New Yorkers Line Up to Advise Dinkins : Government: Hundreds respond to the mayor’s invitation and show up at City Hall with complaints and suggestions.
Mayor David N. Dinkins, battered by the budget crisis and seeking to project a message of personal accountability, invited ordinary citizens to his office Monday with suggestions on how to better life in the city.
Hundreds of people started lining up before dawn with complaints and ideas--including sending a squad of cowboys and cowgirls through poverty-stricken areas to preach AIDS-awareness and anti-drug messages, offering centralized computer access to municipal information, encouraging volunteerism and sacrificing a day’s pay a year to help the city.
After being pre-screened in front of City Hall, people in line were funneled through a metal detector to chat with the heads of appropriate agencies. A far smaller group met the mayor himself.
Was it a sincere search for innovation or a folksy public relations exercise? “I’d say it was 50-50,” said Michael Attisano, who emerged from the mayor’s office after suggesting a consolidation of the city’s separate housing and transit police forces. “I think he is going to get a lot of good ideas today.”
“Even now, there are those who see this as some sort of a gimmick,” Dinkins said. “It really is a desire to convey to the people of our city that this government really cares about them.”
The mayor’s invitation for ordinary citizens to meet with him came during a major televised address on July 30 that was designed to reassure both the city and the New York State Emergency Financial Control Board, created during the great fiscal crisis of the 1970s. The review board has the power under certain circumstances to seize financial control of the city.
In his speech, the mayor laid out a mixture of money-saving ideas, including ordering the heads of all city agencies, except for the police and fire departments, to give up their chauffeurs.
The mayor announced that he would not accept a pay raise for at least a year and set aside Monday as the day when New Yorkers with concerns and innovative ideas could come to see him.
And come they did. Coreen Brown of Brooklyn, arrived before dawn with a complaint about a sewer problem. When she emerged from the mayor’s office after waiting in line for hours, she admitted that she had broken into tears and Dinkins had given her a tissue.
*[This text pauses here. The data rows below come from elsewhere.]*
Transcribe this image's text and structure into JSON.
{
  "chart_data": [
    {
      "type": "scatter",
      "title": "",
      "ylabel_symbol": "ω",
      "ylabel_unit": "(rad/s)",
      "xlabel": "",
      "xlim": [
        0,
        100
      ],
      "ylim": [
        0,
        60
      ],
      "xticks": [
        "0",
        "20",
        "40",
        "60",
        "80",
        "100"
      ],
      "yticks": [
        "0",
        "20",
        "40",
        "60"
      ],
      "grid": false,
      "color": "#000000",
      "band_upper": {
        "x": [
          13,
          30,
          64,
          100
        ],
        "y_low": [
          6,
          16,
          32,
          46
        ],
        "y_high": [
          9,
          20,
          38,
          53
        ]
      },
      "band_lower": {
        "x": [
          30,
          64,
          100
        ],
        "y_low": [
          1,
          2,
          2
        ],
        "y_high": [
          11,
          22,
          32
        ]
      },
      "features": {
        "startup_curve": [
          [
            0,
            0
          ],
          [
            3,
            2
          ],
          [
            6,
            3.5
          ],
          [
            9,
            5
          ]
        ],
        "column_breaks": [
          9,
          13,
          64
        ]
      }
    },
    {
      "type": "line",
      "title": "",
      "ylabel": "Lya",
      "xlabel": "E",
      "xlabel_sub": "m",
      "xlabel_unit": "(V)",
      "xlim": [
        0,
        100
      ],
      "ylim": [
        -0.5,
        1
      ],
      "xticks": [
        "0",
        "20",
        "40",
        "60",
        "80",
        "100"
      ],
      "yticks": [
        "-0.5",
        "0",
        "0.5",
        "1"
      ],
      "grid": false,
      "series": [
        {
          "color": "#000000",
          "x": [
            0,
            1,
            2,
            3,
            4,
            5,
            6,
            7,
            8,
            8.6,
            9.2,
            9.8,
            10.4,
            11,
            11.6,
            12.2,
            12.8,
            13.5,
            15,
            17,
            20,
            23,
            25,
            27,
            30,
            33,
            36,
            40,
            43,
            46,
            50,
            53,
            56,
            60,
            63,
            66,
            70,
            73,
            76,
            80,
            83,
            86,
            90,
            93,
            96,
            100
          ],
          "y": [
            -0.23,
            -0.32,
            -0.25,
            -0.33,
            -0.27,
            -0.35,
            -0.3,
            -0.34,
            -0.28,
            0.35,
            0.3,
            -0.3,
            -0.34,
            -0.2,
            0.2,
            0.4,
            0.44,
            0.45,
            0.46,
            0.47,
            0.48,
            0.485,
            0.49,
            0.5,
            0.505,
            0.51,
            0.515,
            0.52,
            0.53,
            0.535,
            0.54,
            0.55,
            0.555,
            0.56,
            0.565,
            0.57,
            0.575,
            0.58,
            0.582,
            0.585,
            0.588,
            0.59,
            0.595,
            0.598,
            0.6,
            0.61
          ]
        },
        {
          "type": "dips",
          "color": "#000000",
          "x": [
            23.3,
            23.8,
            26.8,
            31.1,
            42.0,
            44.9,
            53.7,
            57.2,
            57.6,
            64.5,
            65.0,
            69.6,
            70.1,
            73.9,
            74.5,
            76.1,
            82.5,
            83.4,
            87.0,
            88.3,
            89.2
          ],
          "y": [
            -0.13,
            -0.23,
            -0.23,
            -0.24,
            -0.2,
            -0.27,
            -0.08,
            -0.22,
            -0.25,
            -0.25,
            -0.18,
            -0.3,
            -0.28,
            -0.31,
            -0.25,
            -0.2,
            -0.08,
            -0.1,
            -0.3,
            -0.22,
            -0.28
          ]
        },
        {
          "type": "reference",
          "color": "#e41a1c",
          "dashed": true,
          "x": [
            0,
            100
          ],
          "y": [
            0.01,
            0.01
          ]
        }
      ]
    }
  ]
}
“I forgot everything I wanted to say. I was going to invite him to my house,” Brown said.
Others remembered to deliver their messages.
Irving Scharf, a store owner from Brooklyn, suggested among other things that the mayor set up a lending-library system of math videotapes so children who miss classes because of illness or those who need extra credit can increase their learning skills.
“I am not here to berate the mayor. I am here to encourage him,” said Thelma Williams of the Bronx, who pushed for increased volunteerism and the sacrifice of a day’s pay by New Yorkers to help the city.
Carlos Foster, a rodeo producer who also lives in the Bronx, arrived wearing cowboy garb and proposed riding into poorer areas of the city with 10 cowboys and four cowgirls to preach against substance abuse and for safe sex.
Hulan Jack Jr., the son of a former Manhattan borough president in the 1960s, suggested putting all city data in central computer depositories for quick access.
Jack said that Dinkins listened and then had a municipal computer expert deliver a 30-second capsule of what already was being done. “Then we talked another minute and a half, and that was it,” he explained after leaving the mayor’s inner office.
The Dinkins invitation to New Yorkers brought out a summer Santa Claus, complete with red suit, and a woman dressed as the Easter Bunny. Police looked on bemusedly, except when Tasia Figueroa arrived with her 11-foot python, Shorty, draped around her neck.
The mayor’s staff, after quick consultation with police, asked that the snake be parked with Figueroa’s fiance while she went into City Hall to voice her municipal license complaint.